Philosophy and Medicine in Early Classical India III

01.04.2011 - 31.03.2016

Project lead: Karin Preisendanz

FWF, P23330


  • Vitus Angermeier (01.04.2013 - 31.01.2014 / 01.04.2014 - 30.04.2014 / 01.09.2014-31-07.2015 / 01.10.2015-28.02.2016)
  • Heidrun Jäger (21.10.2015-31.03.2016)
  • Thomas Kintaert (01.11.2015-30.03.2016 )
  • Cristina Pecchia (18.07.2011-17.10.2012 und 16.12.2012-16.1.2013)
  • Dimitri Robl (15.11.2015 - 31.3.2016)
  • Dominik Wujastyk (01.04.2011-30.04.2014)
  • Alexander Wrona (1.3.2016-31.3.2016)

Classical Indian medicine, Āyurveda, is one of the few intellectual disciplines of ancient India that can truly be said to have a thriving life in modernity. Āyurveda is supported by the Indian government as part of India's national health-care system, and also has a burgeoning presence internationally as part of complementary and alternative medicine. Modern stakeholders in Āyurveda continually refer to its antiquity and early literature as a source of validation, and yet none of the foundational Sanskrit texts of Āyurveda has been critically edited or scientifically translated. Furthermore, Āyurveda is of profound importance to understanding the development of early classical Indian philosophy. Indian physicians developed methods of debate, analysis and interpretation, and theoretical foundations for their science that both borrowed from other philosophical traditions and contributed to the further development of certain concepts. The full understanding of these relationships and their meaning is only possible on the basis of critically edited texts and trustworthy, philologically-informed translations and studies.

The project addressed these points by providing a critical edition and translation of a foundationally important section of the Carakasaṃhitā (first to second c.

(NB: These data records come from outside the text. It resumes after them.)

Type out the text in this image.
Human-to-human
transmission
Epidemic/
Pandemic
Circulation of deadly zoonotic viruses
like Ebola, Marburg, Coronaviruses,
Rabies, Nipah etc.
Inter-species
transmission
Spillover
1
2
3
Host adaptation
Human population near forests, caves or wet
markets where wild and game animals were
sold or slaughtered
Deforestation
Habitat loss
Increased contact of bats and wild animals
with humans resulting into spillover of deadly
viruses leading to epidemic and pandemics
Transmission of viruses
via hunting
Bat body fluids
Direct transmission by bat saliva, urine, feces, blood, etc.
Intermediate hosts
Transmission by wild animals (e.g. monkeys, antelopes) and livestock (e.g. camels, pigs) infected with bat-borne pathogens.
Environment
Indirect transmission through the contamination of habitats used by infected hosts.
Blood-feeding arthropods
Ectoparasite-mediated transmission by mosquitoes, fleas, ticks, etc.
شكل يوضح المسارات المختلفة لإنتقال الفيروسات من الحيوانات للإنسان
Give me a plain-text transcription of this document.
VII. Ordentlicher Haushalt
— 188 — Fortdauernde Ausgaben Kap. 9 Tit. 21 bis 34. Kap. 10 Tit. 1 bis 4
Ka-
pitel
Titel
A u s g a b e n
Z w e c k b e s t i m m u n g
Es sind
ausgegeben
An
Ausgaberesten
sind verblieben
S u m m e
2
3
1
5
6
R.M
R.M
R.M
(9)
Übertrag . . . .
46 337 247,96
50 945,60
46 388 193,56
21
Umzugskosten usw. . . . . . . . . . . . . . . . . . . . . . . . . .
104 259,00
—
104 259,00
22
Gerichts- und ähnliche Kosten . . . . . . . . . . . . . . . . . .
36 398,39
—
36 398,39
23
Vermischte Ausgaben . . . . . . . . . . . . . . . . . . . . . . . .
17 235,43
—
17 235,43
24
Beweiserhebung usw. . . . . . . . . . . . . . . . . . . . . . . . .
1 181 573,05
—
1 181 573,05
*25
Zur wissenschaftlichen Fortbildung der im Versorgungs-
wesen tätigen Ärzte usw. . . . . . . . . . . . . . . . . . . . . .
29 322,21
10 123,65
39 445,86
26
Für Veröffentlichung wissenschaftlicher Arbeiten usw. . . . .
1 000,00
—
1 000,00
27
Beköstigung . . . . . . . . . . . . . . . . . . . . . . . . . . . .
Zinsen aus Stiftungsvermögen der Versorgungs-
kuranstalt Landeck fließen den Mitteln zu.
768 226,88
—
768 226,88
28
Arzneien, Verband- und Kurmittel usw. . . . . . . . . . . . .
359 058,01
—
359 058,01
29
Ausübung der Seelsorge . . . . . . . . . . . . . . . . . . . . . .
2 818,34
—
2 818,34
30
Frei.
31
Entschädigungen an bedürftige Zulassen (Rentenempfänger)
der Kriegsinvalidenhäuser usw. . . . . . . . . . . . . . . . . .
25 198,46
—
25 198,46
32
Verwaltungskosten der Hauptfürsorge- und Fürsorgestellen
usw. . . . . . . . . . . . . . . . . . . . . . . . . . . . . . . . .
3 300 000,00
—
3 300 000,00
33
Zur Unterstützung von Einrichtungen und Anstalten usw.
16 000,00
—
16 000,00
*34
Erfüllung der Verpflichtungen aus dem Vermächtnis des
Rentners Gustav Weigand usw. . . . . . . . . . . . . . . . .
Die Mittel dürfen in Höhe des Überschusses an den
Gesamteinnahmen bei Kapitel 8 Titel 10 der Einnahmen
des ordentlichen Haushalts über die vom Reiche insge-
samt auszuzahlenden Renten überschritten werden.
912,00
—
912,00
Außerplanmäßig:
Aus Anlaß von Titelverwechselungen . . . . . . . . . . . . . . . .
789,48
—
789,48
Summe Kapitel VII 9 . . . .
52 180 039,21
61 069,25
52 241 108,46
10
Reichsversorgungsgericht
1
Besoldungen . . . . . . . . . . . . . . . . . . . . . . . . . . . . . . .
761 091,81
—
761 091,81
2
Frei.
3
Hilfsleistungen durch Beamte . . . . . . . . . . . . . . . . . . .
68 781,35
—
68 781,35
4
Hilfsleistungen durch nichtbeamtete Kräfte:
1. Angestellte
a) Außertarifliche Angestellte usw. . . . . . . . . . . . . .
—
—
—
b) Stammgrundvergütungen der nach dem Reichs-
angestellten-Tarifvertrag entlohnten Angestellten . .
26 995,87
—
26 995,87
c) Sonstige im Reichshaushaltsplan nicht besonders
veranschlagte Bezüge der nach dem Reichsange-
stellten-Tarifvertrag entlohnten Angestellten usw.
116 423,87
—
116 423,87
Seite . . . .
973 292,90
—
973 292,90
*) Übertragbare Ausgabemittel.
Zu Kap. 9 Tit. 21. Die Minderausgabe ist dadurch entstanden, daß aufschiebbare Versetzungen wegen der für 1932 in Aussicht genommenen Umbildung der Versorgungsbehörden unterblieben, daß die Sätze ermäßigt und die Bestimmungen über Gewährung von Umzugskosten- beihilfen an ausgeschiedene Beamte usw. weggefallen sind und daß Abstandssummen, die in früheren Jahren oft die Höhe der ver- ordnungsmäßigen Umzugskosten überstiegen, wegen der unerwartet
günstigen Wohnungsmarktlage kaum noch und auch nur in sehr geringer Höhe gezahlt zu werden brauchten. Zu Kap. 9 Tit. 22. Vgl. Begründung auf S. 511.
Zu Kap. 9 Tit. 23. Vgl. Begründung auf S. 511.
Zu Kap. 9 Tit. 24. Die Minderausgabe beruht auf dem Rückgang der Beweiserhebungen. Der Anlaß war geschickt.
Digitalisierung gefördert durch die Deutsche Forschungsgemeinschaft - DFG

CE), namely, Vimānasthāna Chapter 1, by finalizing a critical edition of Vimānasthāna Chapter 8, and by documenting the extensive manuscript evidence for Vimānasthāna Chapters 2-7 and Śārīrasthāna Chapters 1-3. These parts of the work cover topics of fundamental importance to understanding early-classical Indian medicine that include etiology of diseases, anatomy, pathology, epidemiology, epistemology, embryology, the embodied soul, the microcosm and macrocosm, and the path to spiritual liberation. Even the most medically-oriented topics are discussed there in terms that contain philosophical implications. The project built on the success of previous FWF projects which have established the University of Vienna as an internationally recognized center of excellence in editing, translating and interpreting early classical Ayurvedic literature. These projects have also created the largest digital archives of manuscripts of the Carakasaṃhitā and its commentaries in the world, augmented by an archives of physical surrogates. The innovative use of information technology adopted from evolutionary biology in conjunction with traditional philological methods of textual analysis has led to new breakthroughs in stemmatic analysis and the analysis of manuscript cross-contamination. Building on this foundation, which included a hypothesis of the stemma codicum for Vimānasthāna Chapter 8 – an analytical achievement that helped to organize the testimony of 60 manuscripts for Vimānasthāna 1-7 and 50 manuscripts of Śārīrasthāna 1-3 –, the project extended the larger research project into new areas. Its resulting original research articles treated, among other topics, fundamental issues of medical epistemology and debate, and the use of early Nyāya, Vaiśeṣika, Sāṃkhya and Buddhist materials in the Carakasaṃhitā; its textual history within the wider context of oral and textual practices in South Asia in terms of its segmentation and chapter names; the context of the many printed editions of the work in the cultural and political history as well as the history of science in India; and the theoretical presuppositions and methodology of its critical editing before the background of the stemma. Attitudes towards the body and the medical profession in ancient South Asia were other related topics of study.